In view of the fact that cancellation notices are normally processed within 24 to 36 hours, the intervening weekend of November 11-12, may explain why the notice of cancellation was not mailed until November 15. Plaintiff's failure to advise defendant of his change of address may account for his failure to receive the notice prior to the accident.

In Sevier, the insurer, after acquiring knowledge of the insured's misrepresentation, delayed more than one year before attempting to rescind the contract after the insured had become involved in an accident. The court there held that, at least insofar as injured third parties not directly involved in the fraud were concerned, the insurer's delay precluded rescission. Here, after acquiring actual knowledge of the plaintiff's fraud, defendant acted promptly to rescind. The mailing of notice that a premium was due followed within four days by a notice of cancellation enclosing a refund of plaintiff's premiums do not, when taken together, evidence an intention to affirm the contract. On the contrary, the evidence clearly shows that plaintiff knowingly made false representations as to material facts upon which the plaintiff intended the defendant to rely and upon which the defendant, in fact, did rely in issuing its policy.

After acquiring actual knowledge of the plaintiff's fraud, the defendant acted in a timely manner in rescinding the policy. But for the trial court's erroneous interpretation of plaintiff's rights under the financial responsibility law, defendant would have been entitled to a judgment as a matter of law.
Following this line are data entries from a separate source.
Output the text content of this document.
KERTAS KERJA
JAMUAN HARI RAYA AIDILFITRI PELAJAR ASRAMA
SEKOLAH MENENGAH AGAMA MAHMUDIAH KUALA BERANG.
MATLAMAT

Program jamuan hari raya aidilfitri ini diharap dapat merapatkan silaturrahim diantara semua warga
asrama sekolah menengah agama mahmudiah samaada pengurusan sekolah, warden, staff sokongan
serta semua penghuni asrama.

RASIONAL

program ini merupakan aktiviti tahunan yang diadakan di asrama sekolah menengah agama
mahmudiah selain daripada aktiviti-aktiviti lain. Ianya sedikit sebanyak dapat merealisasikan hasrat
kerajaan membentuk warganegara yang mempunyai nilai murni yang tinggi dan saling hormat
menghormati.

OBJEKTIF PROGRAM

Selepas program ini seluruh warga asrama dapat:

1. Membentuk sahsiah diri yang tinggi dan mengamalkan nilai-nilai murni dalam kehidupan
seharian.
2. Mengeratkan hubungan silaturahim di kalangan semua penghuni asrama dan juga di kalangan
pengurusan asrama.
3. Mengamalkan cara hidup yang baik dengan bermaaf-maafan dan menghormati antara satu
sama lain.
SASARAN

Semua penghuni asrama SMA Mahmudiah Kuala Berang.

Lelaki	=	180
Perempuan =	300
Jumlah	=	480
It was the duty of the trial *1385 court to enter a correct judgment and the parties below were not required to demand a judgment in order to preserve error. Defendant does not specifically assign the trial court's failure to grant such a judgment as error, but in the body of its brief makes that contention. This court may take notice of any error of law appearing on the face of the record. Tucker v. State Ind. Acc. Com., 216 Or. 74, 82, 337 P.2d 979 (1959). ORAP 7.19. Amended Article VII, section 3, of the Oregon Constitution provides, in part, that if the:

"* * * court shall be of the opinion that it can determine what judgment should have been entered in the court below, it shall direct such judgment to be entered in the same manner and with like effect as decrees are now entered in equity cases on appeal * * *."

Reversed and remanded with directions to enter judgment for defendant.